Notando algum recuo, em parte devido à pandemia da covid-19, no esforço para alcançar as metas de desenvolvimento, Balogun destacou a necessidade de as OSC continuarem a ser a voz de comunidades mais vulneráveis.

"Vocês podem ter um papel direto para moldar a conversação sobre o que deve ser financiado e apoiado, o que deve escalado. Precisamos de ter esse tipo de diálogo e parceiras. E essa é a única forma para atingir os objetivos que temos todos. O papel da ONU é de facilitar esse tipo de conversações, facilitar diálogo com o Governo, com agências, com OSC", sublinhou.

Considerando que às OCS "não basta ter escritório aberto", têm que ser representativas da comunidade e "serem vistas como porta-vozes do setor em que atuam", Funmi Balogun defendeu um novo paradigma na atuação da ONU em Timor-Leste.

"Não vi nenhum país que se tenha construído apenas com intervenções das CSO, da ONU. Os países que fizeram progresso, fizeram progresso pelos esforços do Governo, que é quem tem a responsabilidade", disse.

Questionada pela Lusa sobre ineficácias, duplicações de programas e a aposta em iniciativas a curto prazo em vez de programas mais bem coordenados e mais amplos, Balogun referiu-se à necessidade de mudança de mentalidades.

Destacou o quadro de reforma da ONU, afirmando que esse desejo partiu dos próprios Estados-membros, que apontaram "alguma falta de coordenação, demasiadas ineficiências no sistema e muitos desperdícios"

"Se não reformarmos, também não poderemos apoiar de forma efetiva o Governo e o povo. É preciso uma mudança de mentalidades, de todos nós. A ONU nasceu do ponto de vista humanitário e demora a mudar para o ponto de vista do desenvolvimento", disse.

"O aspeto humanitário é importante, mas não podemos ficar presos no humanitário. Temos que trabalhar de forma diferente, como apoiamos o Governo", com melhor análise, alinhamento com as prioridades do país e melhor coordenação interagências, salientou.

Funmi Balogun foi nomeada pelo secretário-geral da ONU, António Guterres, no início deste mês, como nova coordenadora residente da ONU em Timor-Leste, tendo apresentado esta semana as credenciais à ministra dos Negócios Estrangeiros, Adaljiza Magno.

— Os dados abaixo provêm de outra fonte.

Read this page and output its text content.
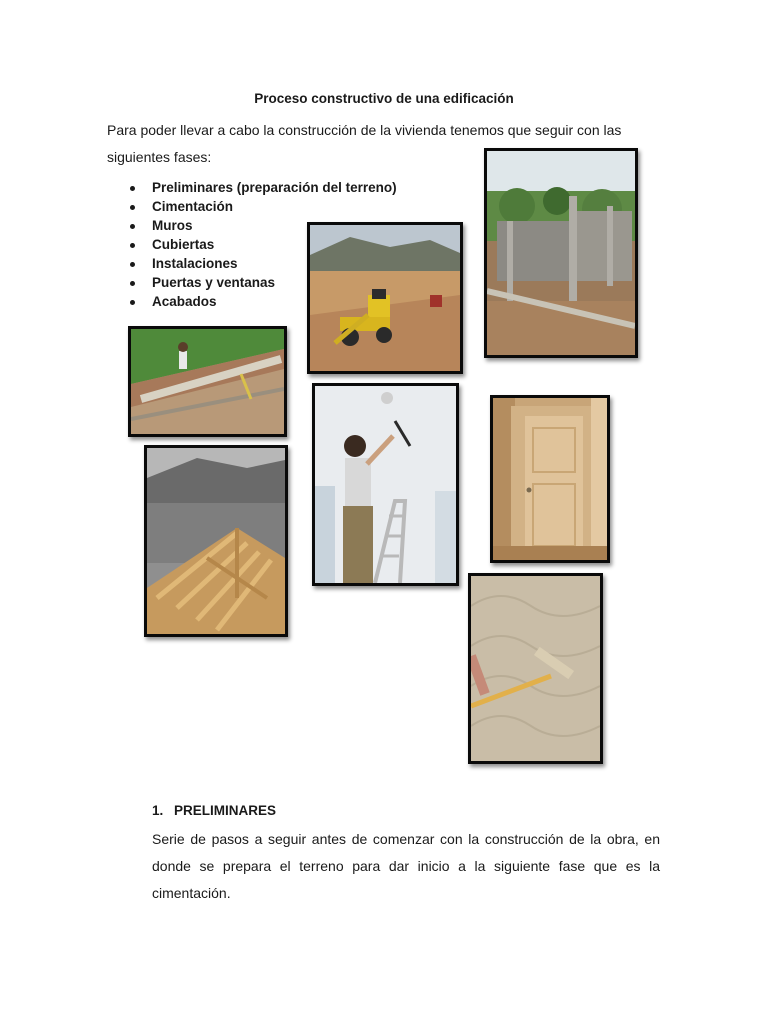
Proceso constructivo de una edificación
Para poder llevar a cabo la construcción de la vivienda tenemos que seguir con las siguientes fases:
Preliminares (preparación del terreno)
Cimentación
Muros
Cubiertas
Instalaciones
Puertas y ventanas
Acabados
1. PRELIMINARES
Serie de pasos a seguir antes de comenzar con la construcción de la obra, en donde se prepara el terreno para dar inicio a la siguiente fase que es la cimentación.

A nova responsável conta mais de 30 anos de experiência a trabalhar e a liderar projetos humanitários, de paz e desenvolvimento na ONU e em ONG internacionais.

Antes de ser nomeada para Timor-Leste, Balogun era responsável da Normativa Humanitária e Coordenadora de Ação da ONU Mulheres, agência onde liderou a resposta global das mulheres da ONU às crises humanitárias.

Nas anteriores funções, deu ainda apoio aos escritórios da ONU Mulheres para reforçar a integração de temas de igualdade de género na resposta humanitária das Nações Unidas em países afetados pela crise.

Esteve também destacada na Etiópia e no Quénia, trabalhando com várias instituições, incluindo a ONG Federação Internacional do Planeamento Familiar (International Planned Parenthood Federation).

Liderou a coordenação interagências das Nações Unidas em avaliações conjuntas, no desenvolvimento e aplicação de programas conjuntos da organização, incluindo sobre violência de género, governação e proteção contra a exploração sexual e abuso.

Atualmente, a presença da ONU em Timor-Leste engloba 21 agências residentes e não residentes.